Sean McDermott had just turned 30 when he became the Eagles’ assistant defensive backs coach in 2004.
Brian Dawkins was already a three-time Pro Bowler, two-time All-Pro and widely regarded as one of the best safeties in the NFL.
McDermott walked into the defensive backs meeting room at the NovaCare Complex and Dawkins was waiting for him.
“Brian was sitting there, slouched down in his chair, waiting for me,” McDermott remembered.
“He was an established pro, he was actually six months older than I was and the look on his face was like, ‘OK, I’ve been to multiple Pro Bowls, what’s this chump going to teach me?’”
As it turned out? An awful lot.
McDermott became one of the most influential coaches and people in Dawkins’ life during their years together in Philadelphia.
Dawkins was very outspoken in support of McDermott when he was trying to land a head coaching job, and McDermott was equally outspoken in support of Dawk during his Hall of Fame candidacy.
Now, McDermott is the head coach of the Bills, Dawkins is a Hall of Famer, and the two have come a long, long way since that day in the meeting room 14 years ago.
“We had a lot of really special moments in our time together,” said McDermott, who last year took the Bills to the playoffs for the first time since 1999 in his first year as head coach.
“What I remember most is our talks about life, moreso than about football. We grew very close during our time together.”
Dawkins, who spent the 1996 through 2008 seasons with the Eagles and three more seasons with the Broncos, will be inducted into the Pro Football Hall of Fame on Saturday in Canton, Ohio.
The Bills are at training camp, but McDermott is hoping to be there to watch.
“The biggest challenge I faced with Dawk was, ‘This guy is already an elite player. I have to find an angle with Brian to help him become a better player,'" McDermott said.
“So I tried to challenge him as much as possible every day to help him find more in everything he did. He was already a great player. I didn’t make him a great player. But what I tried to do was help him take the next step and really push him so he could truly become an elite player.

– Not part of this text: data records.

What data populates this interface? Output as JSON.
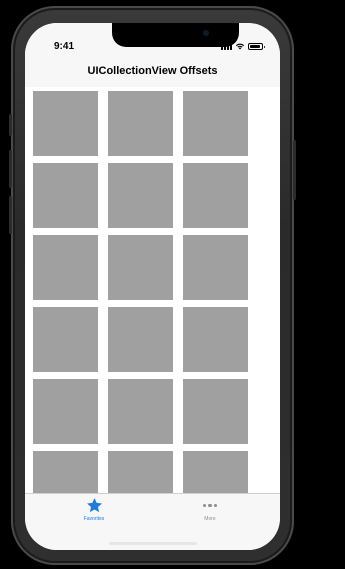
{
  "status_bar": {
    "time": "9:41"
  },
  "nav_bar": {
    "title": "UICollectionView Offsets"
  },
  "collection": {
    "cell_color": "#a0a0a0",
    "columns": 3,
    "visible_cell_count": 18
  },
  "tab_bar": {
    "tabs": [
      {
        "label": "Favorites",
        "icon": "star-icon",
        "selected": true
      },
      {
        "label": "More",
        "icon": "more-icon",
        "selected": false
      }
    ],
    "selected_color": "#1e7be0",
    "unselected_color": "#8e8e93"
  }
}
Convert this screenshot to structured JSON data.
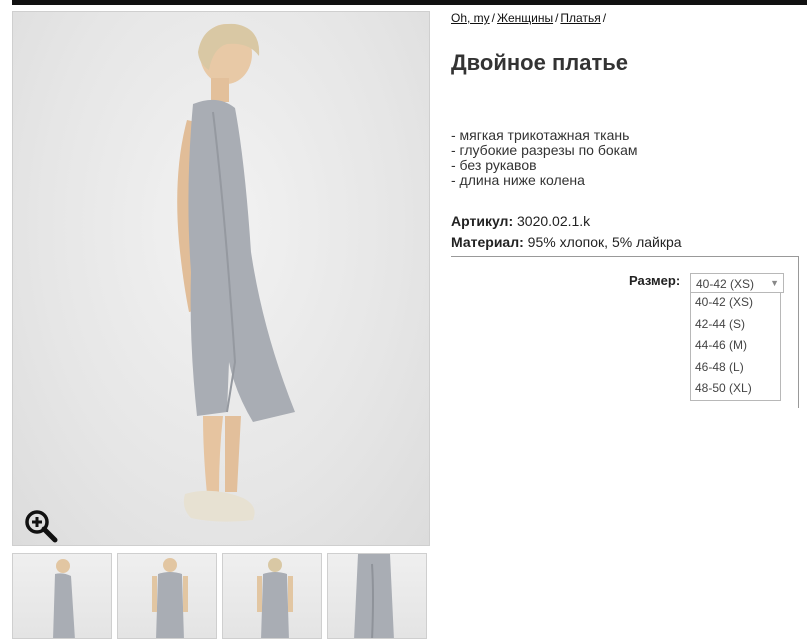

"Not just an elite player but one of the best to ever play the position.”
Dawk responded to McDermott’s challenge and became an even more dominating player in his 30s than in his 20s.

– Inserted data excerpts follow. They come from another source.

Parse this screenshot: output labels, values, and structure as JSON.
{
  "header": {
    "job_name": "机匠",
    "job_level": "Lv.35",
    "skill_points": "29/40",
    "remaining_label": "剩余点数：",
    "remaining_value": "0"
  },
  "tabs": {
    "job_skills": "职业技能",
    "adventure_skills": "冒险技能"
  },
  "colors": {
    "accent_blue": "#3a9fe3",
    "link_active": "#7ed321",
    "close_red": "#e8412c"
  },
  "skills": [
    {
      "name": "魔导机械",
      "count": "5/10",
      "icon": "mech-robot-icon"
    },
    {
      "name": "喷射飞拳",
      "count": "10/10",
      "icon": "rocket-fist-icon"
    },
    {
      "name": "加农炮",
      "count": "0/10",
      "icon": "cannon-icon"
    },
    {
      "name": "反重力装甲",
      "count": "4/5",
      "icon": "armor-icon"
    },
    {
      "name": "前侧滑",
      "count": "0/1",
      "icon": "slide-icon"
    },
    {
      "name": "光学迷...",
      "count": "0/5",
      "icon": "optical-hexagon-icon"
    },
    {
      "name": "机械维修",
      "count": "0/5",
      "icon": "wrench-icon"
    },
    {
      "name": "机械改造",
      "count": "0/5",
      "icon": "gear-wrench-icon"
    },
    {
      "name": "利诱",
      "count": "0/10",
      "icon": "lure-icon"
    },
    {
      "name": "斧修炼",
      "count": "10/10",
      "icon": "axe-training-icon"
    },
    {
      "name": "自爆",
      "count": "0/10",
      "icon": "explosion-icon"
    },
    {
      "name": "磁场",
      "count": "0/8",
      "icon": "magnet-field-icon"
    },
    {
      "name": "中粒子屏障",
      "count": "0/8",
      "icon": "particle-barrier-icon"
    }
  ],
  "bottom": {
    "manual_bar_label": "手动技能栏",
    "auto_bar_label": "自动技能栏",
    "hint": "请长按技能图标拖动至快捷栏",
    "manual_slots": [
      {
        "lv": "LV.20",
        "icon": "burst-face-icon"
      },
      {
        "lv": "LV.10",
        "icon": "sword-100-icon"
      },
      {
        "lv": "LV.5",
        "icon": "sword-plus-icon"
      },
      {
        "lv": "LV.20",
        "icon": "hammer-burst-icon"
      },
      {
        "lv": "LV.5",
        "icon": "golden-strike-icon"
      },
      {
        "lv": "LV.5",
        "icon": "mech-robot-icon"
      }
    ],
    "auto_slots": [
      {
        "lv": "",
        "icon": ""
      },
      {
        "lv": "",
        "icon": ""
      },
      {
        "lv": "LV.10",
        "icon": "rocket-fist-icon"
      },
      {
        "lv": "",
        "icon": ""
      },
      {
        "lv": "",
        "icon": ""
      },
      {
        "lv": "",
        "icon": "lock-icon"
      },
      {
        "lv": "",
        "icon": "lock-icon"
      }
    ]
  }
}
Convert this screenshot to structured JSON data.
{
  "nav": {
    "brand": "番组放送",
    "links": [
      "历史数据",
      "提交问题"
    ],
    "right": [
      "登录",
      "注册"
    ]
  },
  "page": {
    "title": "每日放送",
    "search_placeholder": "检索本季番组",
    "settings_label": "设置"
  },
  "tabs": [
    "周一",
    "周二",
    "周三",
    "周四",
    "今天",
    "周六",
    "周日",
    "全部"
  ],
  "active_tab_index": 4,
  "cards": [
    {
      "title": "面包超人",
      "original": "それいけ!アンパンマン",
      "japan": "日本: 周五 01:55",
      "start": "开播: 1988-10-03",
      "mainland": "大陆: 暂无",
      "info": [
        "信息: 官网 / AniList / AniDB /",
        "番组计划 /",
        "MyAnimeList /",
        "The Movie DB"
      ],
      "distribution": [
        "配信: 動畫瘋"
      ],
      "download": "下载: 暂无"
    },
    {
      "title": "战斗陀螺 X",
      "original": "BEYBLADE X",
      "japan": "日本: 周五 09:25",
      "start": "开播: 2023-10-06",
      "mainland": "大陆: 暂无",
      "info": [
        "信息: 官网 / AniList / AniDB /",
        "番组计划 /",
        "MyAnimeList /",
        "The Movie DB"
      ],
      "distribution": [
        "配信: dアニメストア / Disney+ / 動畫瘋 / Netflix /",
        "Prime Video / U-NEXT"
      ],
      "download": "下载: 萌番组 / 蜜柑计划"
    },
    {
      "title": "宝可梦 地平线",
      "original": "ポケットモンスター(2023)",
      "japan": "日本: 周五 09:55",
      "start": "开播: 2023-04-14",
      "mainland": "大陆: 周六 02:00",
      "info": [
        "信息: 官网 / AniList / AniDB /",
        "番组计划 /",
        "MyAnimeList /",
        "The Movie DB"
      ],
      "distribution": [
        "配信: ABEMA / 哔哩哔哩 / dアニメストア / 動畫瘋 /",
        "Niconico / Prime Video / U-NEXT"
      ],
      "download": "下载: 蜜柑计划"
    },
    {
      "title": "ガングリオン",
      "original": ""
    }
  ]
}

He went to six Pro Bowls and was All-Pro two more times once he began working with McDermott.
“He was really driven to be one of the greatest ever,” McDermott said. “It wasn’t enough for him just to make the Pro Bowl. He always expected more out of himself, and what that did was make everybody around him better.

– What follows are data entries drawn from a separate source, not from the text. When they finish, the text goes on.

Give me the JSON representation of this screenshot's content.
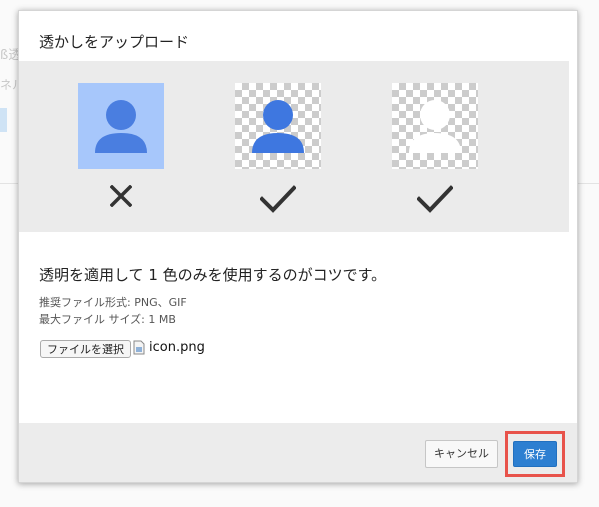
{
  "background": {
    "text_line1": "ß透",
    "text_line2": "ネル"
  },
  "dialog": {
    "title": "透かしをアップロード",
    "preview": {
      "examples": [
        {
          "style": "solid-background",
          "person_color": "#4a7ee0",
          "result": "bad",
          "result_icon": "cross-icon"
        },
        {
          "style": "transparent-background",
          "person_color": "#3e77e0",
          "result": "good",
          "result_icon": "check-icon"
        },
        {
          "style": "transparent-background",
          "person_color": "#ffffff",
          "result": "good",
          "result_icon": "check-icon"
        }
      ]
    },
    "tip": "透明を適用して 1 色のみを使用するのがコツです。",
    "recommended_formats": "推奨ファイル形式: PNG、GIF",
    "max_size": "最大ファイル サイズ: 1 MB",
    "file_picker": {
      "button_label": "ファイルを選択",
      "file_name": "icon.png"
    },
    "footer": {
      "cancel_label": "キャンセル",
      "save_label": "保存"
    }
  },
  "colors": {
    "accent": "#2d7fd1",
    "highlight": "#e8534b",
    "solid_bg": "#a7c7fb"
  }
}
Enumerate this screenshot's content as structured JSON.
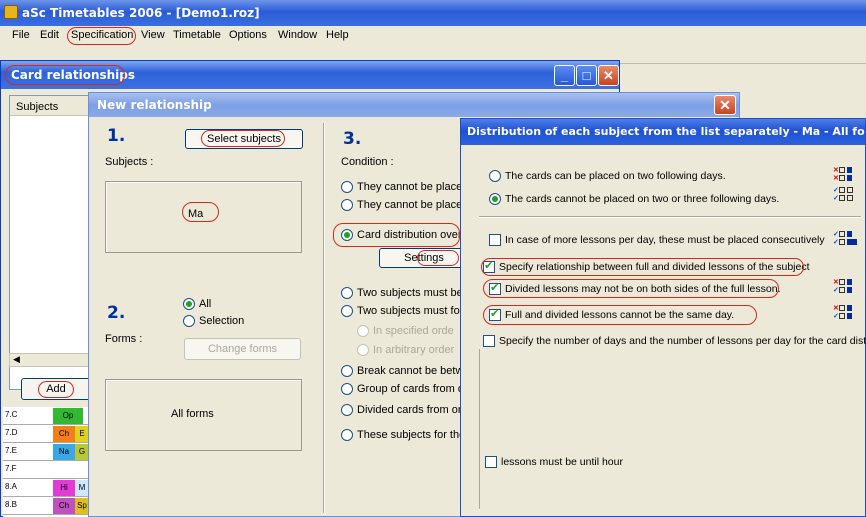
{
  "app": {
    "title": "aSc Timetables 2006  - [Demo1.roz]"
  },
  "menu": {
    "items": [
      {
        "label": "File"
      },
      {
        "label": "Edit"
      },
      {
        "label": "Specification"
      },
      {
        "label": "View"
      },
      {
        "label": "Timetable"
      },
      {
        "label": "Options"
      },
      {
        "label": "Window"
      },
      {
        "label": "Help"
      }
    ]
  },
  "card_relationships": {
    "title": "Card relationships",
    "subjects_header": "Subjects",
    "add_button": "Add"
  },
  "timetable": {
    "rows": [
      {
        "label": "7.C",
        "cells": [
          {
            "text": "Op",
            "color": "#33b833"
          }
        ]
      },
      {
        "label": "7.D",
        "cells": [
          {
            "text": "Ch",
            "color": "#f27f1b"
          },
          {
            "text": "E",
            "color": "#e0d21a"
          }
        ]
      },
      {
        "label": "7.E",
        "cells": [
          {
            "text": "Na",
            "color": "#3aa7e8"
          },
          {
            "text": "G",
            "color": "#b8c830"
          }
        ]
      },
      {
        "label": "7.F",
        "cells": []
      },
      {
        "label": "8.A",
        "cells": [
          {
            "text": "Hi",
            "color": "#e23bd8"
          },
          {
            "text": "M",
            "color": "#d0e8ff"
          }
        ]
      },
      {
        "label": "8.B",
        "cells": [
          {
            "text": "Ch",
            "color": "#c050c0"
          },
          {
            "text": "Sp",
            "color": "#e0c020"
          }
        ]
      }
    ]
  },
  "new_relationship": {
    "title": "New relationship",
    "step1": "1.",
    "select_subjects_button": "Select subjects",
    "subjects_label": "Subjects :",
    "selected_subject": "Ma",
    "step2": "2.",
    "forms_label": "Forms :",
    "forms_all": "All",
    "forms_selection": "Selection",
    "change_forms_button": "Change forms",
    "forms_value": "All forms",
    "step3": "3.",
    "condition_label": "Condition :",
    "conditions": [
      "They cannot be placed",
      "They cannot be placed",
      "Card distribution over the",
      "Two subjects must be in",
      "Two subjects must follow",
      "In specified orde",
      "In arbitrary order",
      "Break cannot be betwee",
      "Group of cards from diffe",
      "Divided cards from one",
      "These subjects for the g"
    ],
    "settings_button": "Settings"
  },
  "distribution": {
    "title": "Distribution of each subject from the list separately - Ma - All forms",
    "radio_two_days": "The cards can be placed on two following days.",
    "radio_not_two_three": "The cards cannot be placed on two or three following days.",
    "consecutive": "In case of more lessons per day, these must be placed consecutively",
    "specify_relationship": "Specify relationship between full and divided lessons of the subject",
    "divided_not_both": "Divided lessons may not be on both sides of the full lesson.",
    "full_divided_same_day": "Full and divided lessons cannot be the same day.",
    "specify_days": "Specify the number of days and the number of lessons per day for the card distributi",
    "until_hour": "lessons must be until hour"
  },
  "colors": {
    "highlight_red": "#d8281e",
    "xp_blue": "#2a5bd7"
  }
}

“If you’re a teammate or a coach or a trainer or anybody who’s around a guy who’s already elite, already one of the best ever, and you see him working that hard to become even better, that pushes you.
“There’s not a lot of people already at that level who think that way. Who are constantly asking, ‘What can I do to become even better?’ Brian is one of them.”
McDermott became the Eagles' secondary coach in 2007 and moved to linebackers in 2008, when John Harbaugh went from special teams to secondary.
He replaced Jim Johnson as defensive coordinator in 2009 and after serving six years in the same role under Ron Rivera with the Panthers, he became the Bills’ head coach last year.
Dawkins retired with 37 interceptions, 26 sacks and 36 forced fumbles, plus four postseason interceptions and two more sacks.
It’s not a coincidence that both these guys reached the top of their profession after their years together.
“You have no choice but to raise your own game when you’re around someone like Brian,” McDermott said. “You’re around that standard of greatness every day.
“I know being around Dawk enabled me to take my game as a coach to a new level every day, and that’s a standard that I try to reach every single day and that you expect from the people around you.”
Dawkins is only the ninth pure safety to become a Hall of Famer and the only one who started his career in the last 38 years. Ed Reed is eligible in 2019 and Troy Polamalu in 2020.
But as of now, Dawk and Kenny Easley are the only Hall of Fame pure safeties who started their career since 1968.
“It’s just been such a tremendous experience watching Brian grow from a young man to one of the greatest players in history,” said McDermott, who began his career with the Eagles in 1999 in the scouting department.
“And you watch him become not just a better player every day but a better man every day.
“I still show my players videos of Dawk making plays because he played the game the right way. He really did change the way the game is played. Brian and Ed Reed were the guys that made people look at the safety position in a different way.”
And this weekend, Dawk will join Steve Van Buren, Chuck Bednarik, Tommy McDonald, Reggie White, Bob Brown and Pete Pihos as only the seventh player who spent the majority of his career with the Eagles to find his way into the Hall of Fame.
“I didn’t make Brian Dawkins a great player,” McDermott said. “I was just along for the ride.”